God is watching you!

7,5
Aquilo que Pânico (Scream, 1996) veio sedimentar ainda antes da virada para o segundo milênio foi que, dentre os gêneros que o Cinema havia consolidado para si, e muito cedo, o terror seria aquele cuja autorreferencialidade, cuja capacidade de voltar-se para si mesmo e desta premissa extrair uma trama, um motif, seria mais proveitosa. Fincar um espelho diante da própria face e se alimentar de lendas de horror, contos assombrosos, e, eventualmente, da própria história de uma cinematografia, com seus códigos e operações que desembocavam neles mesmos. Mas houve um pretexto de certa forma neglicenciado pelo gênero e que estava ali o tempo inteiro, nas raízes, na própria gênese do Cinema, este que havia nascido antes como acessório de feira do que como qualquer outra coisa. Mero atrativo para o olhar entre dezenas de outras bugigangas que apelavam para a retina, foi no seio dos espetáculos da virada do século XIX para o XX que a sétima arte surgiu, já impregnada por um anseio representativo que convidasse a atenção o tempo inteiro.

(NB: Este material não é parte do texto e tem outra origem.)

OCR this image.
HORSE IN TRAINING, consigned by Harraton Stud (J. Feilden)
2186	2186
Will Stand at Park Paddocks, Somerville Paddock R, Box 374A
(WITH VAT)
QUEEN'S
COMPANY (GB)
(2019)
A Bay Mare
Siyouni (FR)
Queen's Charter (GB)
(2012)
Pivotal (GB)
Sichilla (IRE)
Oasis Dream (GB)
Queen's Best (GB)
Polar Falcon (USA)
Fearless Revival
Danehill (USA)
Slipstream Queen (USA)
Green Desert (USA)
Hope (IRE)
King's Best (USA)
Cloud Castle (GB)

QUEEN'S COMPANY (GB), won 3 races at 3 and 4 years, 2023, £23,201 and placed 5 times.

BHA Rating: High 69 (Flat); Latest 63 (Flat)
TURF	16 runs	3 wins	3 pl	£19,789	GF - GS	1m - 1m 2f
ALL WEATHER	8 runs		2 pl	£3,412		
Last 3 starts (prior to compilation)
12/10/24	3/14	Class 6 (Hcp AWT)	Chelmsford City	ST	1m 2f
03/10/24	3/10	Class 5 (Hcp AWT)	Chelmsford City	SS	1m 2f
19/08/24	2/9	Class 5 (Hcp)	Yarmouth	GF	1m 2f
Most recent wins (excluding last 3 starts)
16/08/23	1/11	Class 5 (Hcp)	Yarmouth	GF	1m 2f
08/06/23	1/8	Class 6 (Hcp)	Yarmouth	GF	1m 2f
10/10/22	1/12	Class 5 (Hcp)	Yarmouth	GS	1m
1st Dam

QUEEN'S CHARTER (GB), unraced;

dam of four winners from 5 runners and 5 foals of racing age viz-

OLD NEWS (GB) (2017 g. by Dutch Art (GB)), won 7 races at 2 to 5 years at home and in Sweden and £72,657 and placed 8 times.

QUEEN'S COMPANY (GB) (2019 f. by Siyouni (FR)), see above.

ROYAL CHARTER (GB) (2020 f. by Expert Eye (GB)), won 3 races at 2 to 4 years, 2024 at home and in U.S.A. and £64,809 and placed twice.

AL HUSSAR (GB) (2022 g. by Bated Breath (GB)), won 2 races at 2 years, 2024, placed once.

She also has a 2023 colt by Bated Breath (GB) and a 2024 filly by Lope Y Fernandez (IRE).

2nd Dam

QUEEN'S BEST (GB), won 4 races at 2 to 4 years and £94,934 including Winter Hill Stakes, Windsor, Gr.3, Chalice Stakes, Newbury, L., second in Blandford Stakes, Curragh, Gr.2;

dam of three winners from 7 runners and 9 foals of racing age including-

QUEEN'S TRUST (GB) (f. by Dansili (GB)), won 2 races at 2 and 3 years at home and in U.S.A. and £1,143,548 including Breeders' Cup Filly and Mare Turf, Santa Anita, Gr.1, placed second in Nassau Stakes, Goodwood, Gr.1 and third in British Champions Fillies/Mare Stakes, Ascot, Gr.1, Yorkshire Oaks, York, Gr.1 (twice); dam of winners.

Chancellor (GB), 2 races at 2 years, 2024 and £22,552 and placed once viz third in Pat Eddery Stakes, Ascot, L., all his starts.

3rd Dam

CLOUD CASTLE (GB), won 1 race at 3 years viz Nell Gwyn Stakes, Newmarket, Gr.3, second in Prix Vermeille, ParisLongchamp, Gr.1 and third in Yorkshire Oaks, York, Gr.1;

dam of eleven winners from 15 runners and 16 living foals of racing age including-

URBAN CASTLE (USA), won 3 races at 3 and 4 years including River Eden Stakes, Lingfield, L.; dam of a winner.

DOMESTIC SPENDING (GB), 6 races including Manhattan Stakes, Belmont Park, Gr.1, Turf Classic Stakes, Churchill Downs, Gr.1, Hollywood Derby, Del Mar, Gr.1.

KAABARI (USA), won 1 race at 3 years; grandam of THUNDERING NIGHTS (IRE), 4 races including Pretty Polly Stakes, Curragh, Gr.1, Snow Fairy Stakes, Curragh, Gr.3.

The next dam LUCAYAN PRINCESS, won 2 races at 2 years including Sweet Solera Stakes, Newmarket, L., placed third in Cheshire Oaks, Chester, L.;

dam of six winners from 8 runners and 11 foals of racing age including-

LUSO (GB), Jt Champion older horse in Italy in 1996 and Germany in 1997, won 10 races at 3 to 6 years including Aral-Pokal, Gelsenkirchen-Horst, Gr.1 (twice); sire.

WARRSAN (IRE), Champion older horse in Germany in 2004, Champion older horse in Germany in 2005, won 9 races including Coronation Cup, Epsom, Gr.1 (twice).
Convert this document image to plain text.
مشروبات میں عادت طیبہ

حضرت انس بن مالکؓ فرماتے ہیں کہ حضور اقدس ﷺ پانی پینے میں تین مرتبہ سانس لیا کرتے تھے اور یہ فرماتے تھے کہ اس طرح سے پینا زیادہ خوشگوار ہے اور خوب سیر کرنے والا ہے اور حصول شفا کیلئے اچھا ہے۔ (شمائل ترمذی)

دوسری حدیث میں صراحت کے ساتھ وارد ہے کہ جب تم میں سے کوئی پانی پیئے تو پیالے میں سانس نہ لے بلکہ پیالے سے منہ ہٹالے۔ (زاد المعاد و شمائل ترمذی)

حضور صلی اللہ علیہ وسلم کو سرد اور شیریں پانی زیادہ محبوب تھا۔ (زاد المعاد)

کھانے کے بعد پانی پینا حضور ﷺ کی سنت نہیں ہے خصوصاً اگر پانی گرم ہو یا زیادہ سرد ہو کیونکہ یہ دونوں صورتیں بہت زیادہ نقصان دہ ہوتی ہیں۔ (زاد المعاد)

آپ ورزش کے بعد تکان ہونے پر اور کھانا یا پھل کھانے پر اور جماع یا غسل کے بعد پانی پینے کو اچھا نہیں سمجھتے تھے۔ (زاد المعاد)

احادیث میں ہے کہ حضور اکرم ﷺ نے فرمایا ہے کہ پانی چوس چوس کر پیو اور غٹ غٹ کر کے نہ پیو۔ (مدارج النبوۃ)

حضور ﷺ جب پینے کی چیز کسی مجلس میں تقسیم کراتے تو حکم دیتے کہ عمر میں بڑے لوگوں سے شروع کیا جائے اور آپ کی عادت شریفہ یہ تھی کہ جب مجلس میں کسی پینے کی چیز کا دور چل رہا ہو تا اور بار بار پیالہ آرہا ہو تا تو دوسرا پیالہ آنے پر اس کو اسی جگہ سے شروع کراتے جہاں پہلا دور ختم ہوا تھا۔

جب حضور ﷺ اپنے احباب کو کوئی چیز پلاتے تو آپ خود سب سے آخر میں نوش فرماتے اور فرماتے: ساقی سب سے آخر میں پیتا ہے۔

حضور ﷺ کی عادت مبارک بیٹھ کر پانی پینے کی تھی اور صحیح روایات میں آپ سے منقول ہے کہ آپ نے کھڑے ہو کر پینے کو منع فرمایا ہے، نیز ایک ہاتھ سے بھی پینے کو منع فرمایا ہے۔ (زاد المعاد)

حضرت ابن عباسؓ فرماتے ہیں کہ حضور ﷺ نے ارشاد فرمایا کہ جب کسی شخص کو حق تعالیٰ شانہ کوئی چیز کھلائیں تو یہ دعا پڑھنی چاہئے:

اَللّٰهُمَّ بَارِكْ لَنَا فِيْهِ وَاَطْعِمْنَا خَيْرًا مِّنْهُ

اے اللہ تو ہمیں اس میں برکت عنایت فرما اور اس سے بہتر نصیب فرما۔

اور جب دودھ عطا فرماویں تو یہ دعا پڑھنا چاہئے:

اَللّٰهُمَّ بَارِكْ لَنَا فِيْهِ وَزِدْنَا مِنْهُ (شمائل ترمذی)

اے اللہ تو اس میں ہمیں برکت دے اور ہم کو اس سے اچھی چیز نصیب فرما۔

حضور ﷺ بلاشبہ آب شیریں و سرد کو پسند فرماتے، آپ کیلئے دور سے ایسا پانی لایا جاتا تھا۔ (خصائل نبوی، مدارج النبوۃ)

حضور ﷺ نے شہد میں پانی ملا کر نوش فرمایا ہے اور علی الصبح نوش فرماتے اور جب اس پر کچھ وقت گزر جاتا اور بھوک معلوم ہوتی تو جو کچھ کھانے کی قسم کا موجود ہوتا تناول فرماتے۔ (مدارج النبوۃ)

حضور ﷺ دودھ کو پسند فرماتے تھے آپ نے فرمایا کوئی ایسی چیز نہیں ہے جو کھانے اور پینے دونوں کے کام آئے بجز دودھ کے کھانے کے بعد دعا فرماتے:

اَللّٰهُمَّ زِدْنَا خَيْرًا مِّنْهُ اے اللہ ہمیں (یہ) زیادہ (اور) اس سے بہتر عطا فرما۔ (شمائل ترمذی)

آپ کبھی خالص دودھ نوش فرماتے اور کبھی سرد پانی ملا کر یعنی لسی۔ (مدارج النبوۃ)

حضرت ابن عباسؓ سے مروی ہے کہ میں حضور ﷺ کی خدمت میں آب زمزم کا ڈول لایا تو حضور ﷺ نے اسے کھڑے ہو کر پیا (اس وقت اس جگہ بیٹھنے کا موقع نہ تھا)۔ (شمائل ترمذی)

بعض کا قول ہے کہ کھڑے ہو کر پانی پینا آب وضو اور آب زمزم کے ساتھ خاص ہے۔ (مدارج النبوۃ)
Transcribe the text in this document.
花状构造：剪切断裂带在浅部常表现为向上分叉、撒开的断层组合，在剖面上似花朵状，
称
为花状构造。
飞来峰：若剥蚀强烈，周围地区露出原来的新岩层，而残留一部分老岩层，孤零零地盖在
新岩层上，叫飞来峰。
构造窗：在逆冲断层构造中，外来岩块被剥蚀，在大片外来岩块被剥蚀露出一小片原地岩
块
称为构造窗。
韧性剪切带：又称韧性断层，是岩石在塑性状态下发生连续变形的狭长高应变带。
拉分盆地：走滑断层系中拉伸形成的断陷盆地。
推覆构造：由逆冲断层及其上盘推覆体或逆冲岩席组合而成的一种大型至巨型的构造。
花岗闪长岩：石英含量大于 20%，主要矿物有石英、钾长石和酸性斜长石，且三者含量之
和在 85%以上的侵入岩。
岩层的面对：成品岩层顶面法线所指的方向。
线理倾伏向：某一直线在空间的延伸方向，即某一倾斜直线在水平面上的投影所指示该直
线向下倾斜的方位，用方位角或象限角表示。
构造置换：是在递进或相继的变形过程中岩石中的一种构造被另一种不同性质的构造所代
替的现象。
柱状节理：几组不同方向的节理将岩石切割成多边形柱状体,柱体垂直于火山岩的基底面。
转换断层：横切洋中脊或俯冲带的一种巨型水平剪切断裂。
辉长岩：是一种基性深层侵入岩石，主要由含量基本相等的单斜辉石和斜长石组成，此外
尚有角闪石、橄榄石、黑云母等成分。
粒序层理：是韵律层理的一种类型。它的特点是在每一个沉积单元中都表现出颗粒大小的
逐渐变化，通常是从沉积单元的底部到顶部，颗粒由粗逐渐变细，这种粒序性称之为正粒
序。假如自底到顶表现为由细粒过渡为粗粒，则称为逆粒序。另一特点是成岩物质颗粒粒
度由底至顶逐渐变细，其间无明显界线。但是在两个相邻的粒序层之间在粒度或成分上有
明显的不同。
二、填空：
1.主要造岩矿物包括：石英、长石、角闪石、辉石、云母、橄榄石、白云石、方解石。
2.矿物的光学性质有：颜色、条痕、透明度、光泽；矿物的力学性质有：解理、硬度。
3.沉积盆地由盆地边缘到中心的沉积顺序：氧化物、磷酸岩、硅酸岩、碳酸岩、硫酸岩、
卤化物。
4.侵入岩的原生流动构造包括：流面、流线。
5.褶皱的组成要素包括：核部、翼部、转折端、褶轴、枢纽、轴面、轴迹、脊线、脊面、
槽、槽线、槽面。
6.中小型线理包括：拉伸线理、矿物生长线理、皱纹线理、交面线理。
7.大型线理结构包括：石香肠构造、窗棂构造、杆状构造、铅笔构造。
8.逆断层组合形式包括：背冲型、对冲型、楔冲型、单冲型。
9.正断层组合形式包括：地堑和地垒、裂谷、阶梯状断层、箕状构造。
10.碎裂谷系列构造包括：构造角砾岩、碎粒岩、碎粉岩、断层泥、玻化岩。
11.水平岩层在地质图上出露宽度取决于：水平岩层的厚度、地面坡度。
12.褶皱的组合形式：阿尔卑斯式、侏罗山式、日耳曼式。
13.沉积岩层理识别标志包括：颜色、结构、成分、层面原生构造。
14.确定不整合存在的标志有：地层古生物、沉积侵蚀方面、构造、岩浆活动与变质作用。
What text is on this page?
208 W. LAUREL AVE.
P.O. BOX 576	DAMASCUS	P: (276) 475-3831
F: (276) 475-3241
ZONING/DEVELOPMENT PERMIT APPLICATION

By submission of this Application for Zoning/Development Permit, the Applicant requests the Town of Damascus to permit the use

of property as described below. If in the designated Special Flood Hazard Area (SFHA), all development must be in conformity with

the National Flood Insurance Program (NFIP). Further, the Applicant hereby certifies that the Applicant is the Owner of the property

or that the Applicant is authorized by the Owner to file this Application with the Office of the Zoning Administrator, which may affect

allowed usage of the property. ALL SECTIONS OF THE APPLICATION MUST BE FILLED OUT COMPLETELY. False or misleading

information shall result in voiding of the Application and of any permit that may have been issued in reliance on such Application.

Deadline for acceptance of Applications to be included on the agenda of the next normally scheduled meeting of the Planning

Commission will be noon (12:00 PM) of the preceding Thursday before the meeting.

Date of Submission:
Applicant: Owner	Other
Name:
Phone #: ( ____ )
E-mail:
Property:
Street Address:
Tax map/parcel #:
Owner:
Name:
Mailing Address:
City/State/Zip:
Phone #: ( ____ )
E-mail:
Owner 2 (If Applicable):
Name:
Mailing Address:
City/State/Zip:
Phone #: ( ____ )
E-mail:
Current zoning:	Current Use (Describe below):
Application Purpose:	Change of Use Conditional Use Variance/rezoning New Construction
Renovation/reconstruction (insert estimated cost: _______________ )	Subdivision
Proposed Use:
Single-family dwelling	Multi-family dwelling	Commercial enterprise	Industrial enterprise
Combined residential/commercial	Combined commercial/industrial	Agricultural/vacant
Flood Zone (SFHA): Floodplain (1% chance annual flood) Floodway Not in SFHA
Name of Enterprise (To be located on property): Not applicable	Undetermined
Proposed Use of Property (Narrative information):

Pois que é precisamente sob uma decisão retroativa que Pague Para Entrar, Reze Para Sair (The Funhouse, 1981) se articula. A princípio, arma-se um jogo como armadilha narrativa: a clássica cena da garota sensual no chuveiro, numa montagem paralela com a subjetiva de um suposto assassino que estaria se munindo da matéria-prima para o crime dentro da própria casa: entre pôsters de filmes de horror e o leque de armas na parede, uma máscara e uma faca selecionadas para dar continuidade ao assassinato. Puxada a cortina, segue-se a sequência de punhaladas e guinchos, só para que descubramos se tratar de uma travessura, jeu d'enfant representativo do Psicose (Psycho, 1960) que ri de si mesmo, como se ao horror também fosse típico o jocoso, espécie de Quasímodo que é divertido e assustador ao mesmo tempo. E da traquinice infantil que instaura a primeira referência, o segundo momento, o salto para a feira de atrações como local onde o horror possa se manifestar propriamente.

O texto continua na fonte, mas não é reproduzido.